Just join the google webmaster tools and submit a site map. They will list at least your domain in the index in an hour. For the sub pages it can take up to a week. If you have a RSS feed like wordpress then add it to forums.digitalpoint.com, add a link in your signature, and then another one in what is your website field. Also, you can create a blogger.com account create at least 1-2 pages with a related link back to your website. -or- do a search on "dofollow" on this forum and find a nice related blog and post a comment with a backlink to your site. It just depends on how much "work" your willing to do and how dedicated you are. Build up backlinks and it will be spidered and indexed.
I don't know how it happens but I noticed for 2 of my domains that they were indexed by Google within 24 hours after I registered them. The only thing I did in those 24 hours was install WordPress, upload a template and some plugins. No content (except) for the standard WP installation. I did not link to the domain on any of the other sites I own, neither did I request for a link on any other site and neither did I suggest it to a SE or Directory. But when I listed the domain in Google Webmaster Tools the next day I got a message that told me there were already pages indexed. When I looked in Google results I saw that it were pages from my domain. Why. How. I realy don't know. But I was pleased. Yes, it will.

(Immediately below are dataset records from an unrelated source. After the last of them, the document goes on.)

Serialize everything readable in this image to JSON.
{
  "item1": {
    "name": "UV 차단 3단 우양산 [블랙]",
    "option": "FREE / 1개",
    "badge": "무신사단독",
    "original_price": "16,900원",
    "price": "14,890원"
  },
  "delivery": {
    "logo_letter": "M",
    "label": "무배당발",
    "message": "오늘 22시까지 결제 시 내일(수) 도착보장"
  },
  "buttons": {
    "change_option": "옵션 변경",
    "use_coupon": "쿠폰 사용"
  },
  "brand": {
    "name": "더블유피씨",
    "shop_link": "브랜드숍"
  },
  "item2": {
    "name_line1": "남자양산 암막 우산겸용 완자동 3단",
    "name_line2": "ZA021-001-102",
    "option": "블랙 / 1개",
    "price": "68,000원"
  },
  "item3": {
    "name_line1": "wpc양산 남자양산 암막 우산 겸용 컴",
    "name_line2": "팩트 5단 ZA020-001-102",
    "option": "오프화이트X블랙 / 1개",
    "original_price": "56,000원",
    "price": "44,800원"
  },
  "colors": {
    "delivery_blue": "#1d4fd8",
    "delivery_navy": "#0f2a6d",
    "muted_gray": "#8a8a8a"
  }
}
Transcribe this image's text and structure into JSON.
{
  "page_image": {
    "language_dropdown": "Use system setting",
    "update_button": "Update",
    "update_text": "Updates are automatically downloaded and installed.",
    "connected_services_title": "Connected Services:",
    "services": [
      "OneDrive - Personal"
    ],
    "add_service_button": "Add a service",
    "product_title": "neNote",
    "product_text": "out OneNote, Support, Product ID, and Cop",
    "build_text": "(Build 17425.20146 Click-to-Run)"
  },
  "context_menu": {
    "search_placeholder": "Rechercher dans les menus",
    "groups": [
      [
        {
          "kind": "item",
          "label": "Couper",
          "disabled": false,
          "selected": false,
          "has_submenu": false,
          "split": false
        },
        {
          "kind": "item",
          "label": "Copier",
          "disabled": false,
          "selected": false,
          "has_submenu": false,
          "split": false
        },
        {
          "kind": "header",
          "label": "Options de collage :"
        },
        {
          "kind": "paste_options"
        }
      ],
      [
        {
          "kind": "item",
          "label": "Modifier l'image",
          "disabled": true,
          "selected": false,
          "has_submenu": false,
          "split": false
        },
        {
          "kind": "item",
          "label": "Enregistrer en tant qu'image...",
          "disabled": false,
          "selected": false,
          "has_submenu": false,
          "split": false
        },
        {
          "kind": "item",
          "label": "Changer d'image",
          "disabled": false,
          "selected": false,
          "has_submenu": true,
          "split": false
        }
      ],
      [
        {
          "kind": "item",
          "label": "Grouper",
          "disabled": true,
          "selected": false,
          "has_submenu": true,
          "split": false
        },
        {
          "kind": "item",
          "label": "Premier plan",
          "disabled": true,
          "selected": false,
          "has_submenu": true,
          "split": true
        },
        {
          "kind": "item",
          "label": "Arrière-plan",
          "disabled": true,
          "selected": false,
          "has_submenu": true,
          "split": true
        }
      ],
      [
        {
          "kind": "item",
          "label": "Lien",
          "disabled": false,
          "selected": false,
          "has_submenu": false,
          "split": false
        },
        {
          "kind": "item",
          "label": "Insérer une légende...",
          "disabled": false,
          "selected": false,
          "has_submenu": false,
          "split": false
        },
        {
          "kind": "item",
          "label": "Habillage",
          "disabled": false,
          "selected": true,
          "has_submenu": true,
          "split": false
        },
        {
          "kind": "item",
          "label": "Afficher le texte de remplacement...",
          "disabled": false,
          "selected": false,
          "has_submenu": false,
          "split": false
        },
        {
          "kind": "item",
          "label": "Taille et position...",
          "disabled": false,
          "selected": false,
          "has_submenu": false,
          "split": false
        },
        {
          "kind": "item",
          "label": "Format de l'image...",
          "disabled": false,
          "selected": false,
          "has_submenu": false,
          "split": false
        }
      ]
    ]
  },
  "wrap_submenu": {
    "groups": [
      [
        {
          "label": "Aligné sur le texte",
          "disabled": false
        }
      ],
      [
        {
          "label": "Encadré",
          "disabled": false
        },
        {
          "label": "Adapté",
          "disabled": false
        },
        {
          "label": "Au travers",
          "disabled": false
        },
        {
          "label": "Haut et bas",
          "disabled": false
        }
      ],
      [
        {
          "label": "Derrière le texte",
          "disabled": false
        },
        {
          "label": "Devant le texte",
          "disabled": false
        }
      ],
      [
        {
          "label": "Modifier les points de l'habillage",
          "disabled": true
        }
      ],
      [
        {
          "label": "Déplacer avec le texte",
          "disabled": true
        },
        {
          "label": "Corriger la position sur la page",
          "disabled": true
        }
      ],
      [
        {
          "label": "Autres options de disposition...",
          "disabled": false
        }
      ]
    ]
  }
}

More than likely someone owned that domain name before. That is probably what happened. And no.... The fallacy that copied content has any effect is hocus pocus. There are webmasters that proved this to be a fact. They even put scrambled content up and still got SERP and rank. Meaning they posted gibberish and got ranked. The only problem that would arise is copyright infringement, but to be honest... Spiders can't read. And they don't speak English either. They key in on search terms, keywords and formulate relevance based on a set algorithm. But they don't understand any of the sentences or how the sentences are formed. So how in the hell could they tell who has content that looks or smells like any other content on the Internet? There are billions of websites around the Internet. For every one that has a topic, there are 50 million more with the same topic. The chances that 10 million say the exact same crap is pretty high. There are no original thoughts under the Sun. We are all just copycats in one form or another.